To document `dlordinal`, it is necessary to install all documentation dependencies:

```bash
pip install -e '.[docs]'
```

Then access the `docs/` directory:

```bash
docs/
↳ api.rst
↳ conf.py
↳ distributions.rst
↳ references.bib
↳ ...
```

If a new module is created in the software project, the `api.rst` file must be modified to include the name of the new module:

```plaintext
.. _api:

=============
API Reference
=============

This is the API for the **dlordinal** package.

.. toctree::
   :maxdepth: 2
   :caption: Contents:

   losses
   datasets
   distributions
   layers
   metrics
   sklearn_integration
   ***NEW_MODULE***
```

Afterwards, a new file in `.rst` format associated to the new module must be created, specifying the automatic inclusion of documentation from the module files containing a docstring, and the inclusion of the bibliography if it exists within any of them.

```bash
docs/
↳ api.rst
↳ conf.py
↳ distributions.rst
↳ new_module.rst
↳ references.bib
↳ ...
```

```plaintext
.. _new_module:

New Module
==========

.. automodule:: dlordinal.new_module
    :members:

.. footbibliography::

```

Finally, if any new bibliographic citations have been added, they should be included in the `references.bib` file.

## Collaborating

Code contributions to the dlordinal project are welcomed via pull requests.
Please, contact the maintainers (maybe opening an issue) before doing any work to make sure that your contributions align with the project.

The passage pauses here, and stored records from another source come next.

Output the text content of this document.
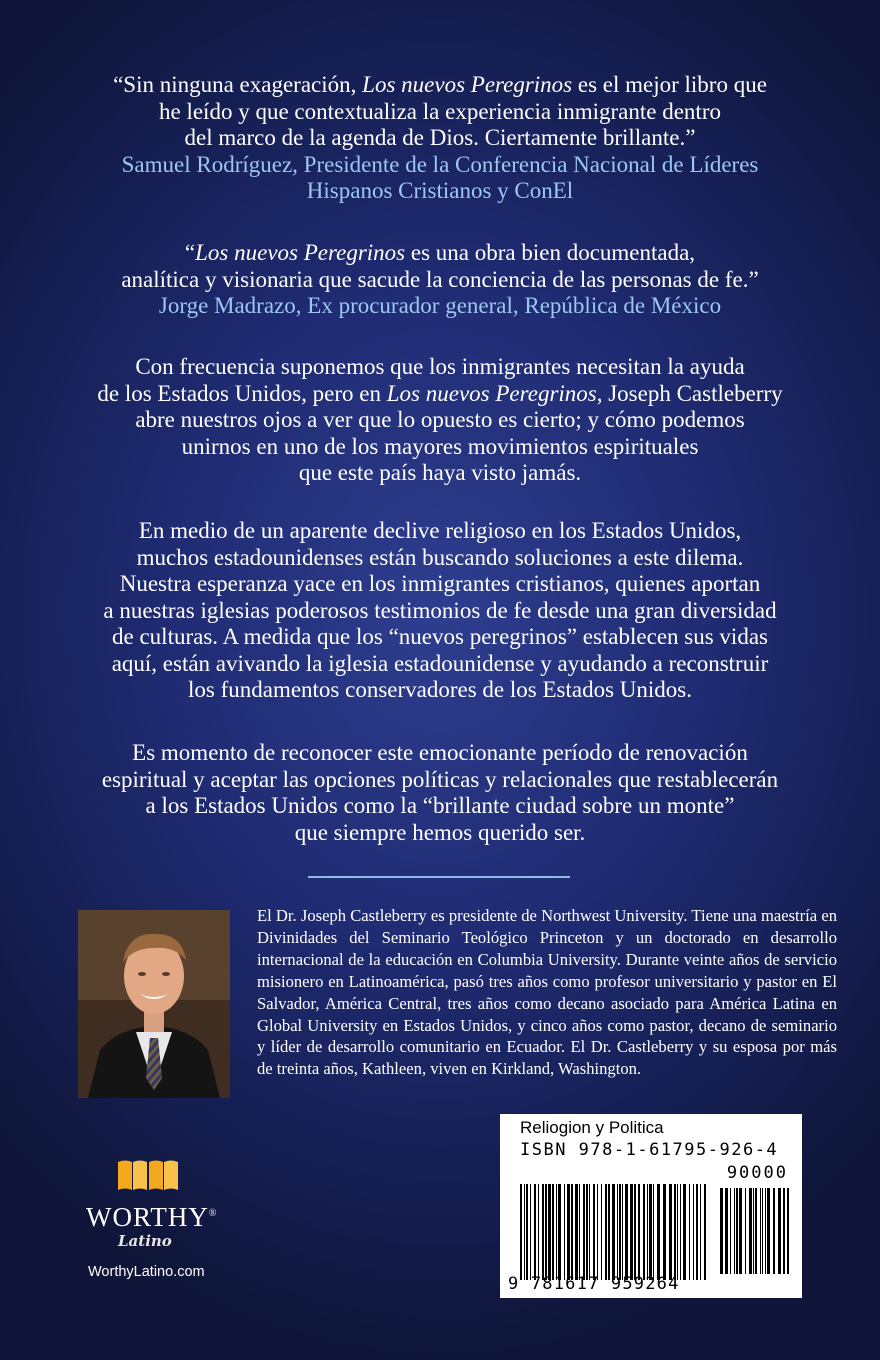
“Sin ninguna exageración, Los nuevos Peregrinos es el mejor libro que
he leído y que contextualiza la experiencia inmigrante dentro
del marco de la agenda de Dios. Ciertamente brillante.”
Samuel Rodríguez, Presidente de la Conferencia Nacional de Líderes
Hispanos Cristianos y ConEl
“Los nuevos Peregrinos es una obra bien documentada,
analítica y visionaria que sacude la conciencia de las personas de fe.”
Jorge Madrazo, Ex procurador general, República de México
Con frecuencia suponemos que los inmigrantes necesitan la ayuda
de los Estados Unidos, pero en Los nuevos Peregrinos, Joseph Castleberry
abre nuestros ojos a ver que lo opuesto es cierto; y cómo podemos
unirnos en uno de los mayores movimientos espirituales
que este país haya visto jamás.
En medio de un aparente declive religioso en los Estados Unidos,
muchos estadounidenses están buscando soluciones a este dilema.
Nuestra esperanza yace en los inmigrantes cristianos, quienes aportan
a nuestras iglesias poderosos testimonios de fe desde una gran diversidad
de culturas. A medida que los “nuevos peregrinos” establecen sus vidas
aquí, están avivando la iglesia estadounidense y ayudando a reconstruir
los fundamentos conservadores de los Estados Unidos.
Es momento de reconocer este emocionante período de renovación
espiritual y aceptar las opciones políticas y relacionales que restablecerán
a los Estados Unidos como la “brillante ciudad sobre un monte”
que siempre hemos querido ser.
El Dr. Joseph Castleberry es presidente de Northwest University. Tiene una maestría en Divinidades del Seminario Teológico Princeton y un doctorado en desarrollo internacional de la educación en Columbia University. Durante veinte años de servicio misionero en Latinoamérica, pasó tres años como profesor universitario y pastor en El Salvador, América Central, tres años como decano asociado para América Latina en Global University en Estados Unidos, y cinco años como pastor, decano de seminario y líder de desarrollo comunitario en Ecuador. El Dr. Castleberry y su esposa por más de treinta años, Kathleen, viven en Kirkland, Washington.
WORTHY®
Latino
WorthyLatino.com
Reliogion y Politica
ISBN 978-1-61795-926-4
90000
9 781617 959264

### Guidelines for code contributions

* You can clone the repository and then install the library from the local repository folder:

```bash
git clone git@github.com:ayrna/dlordinal.git
pip install ./dlordinal
```

* In order to set up the environment for development, install the project in editable mode and include the optional dev requirements:
```bash
pip install -e '.[dev]'
```
* Install the pre-commit hooks before starting to make any modifications:
```bash
pre-commit install
```
* Write code that is compatible with all supported versions of Python listed in the `pyproject.toml` file.
* Create tests that cover the common cases and the corner cases of the code.
* Preserve backwards-compatibility whenever possible, and make clear if something must change.
* Document any portions of the code that might be less clear to others, especially to new developers.
* Write API documentation as docstrings.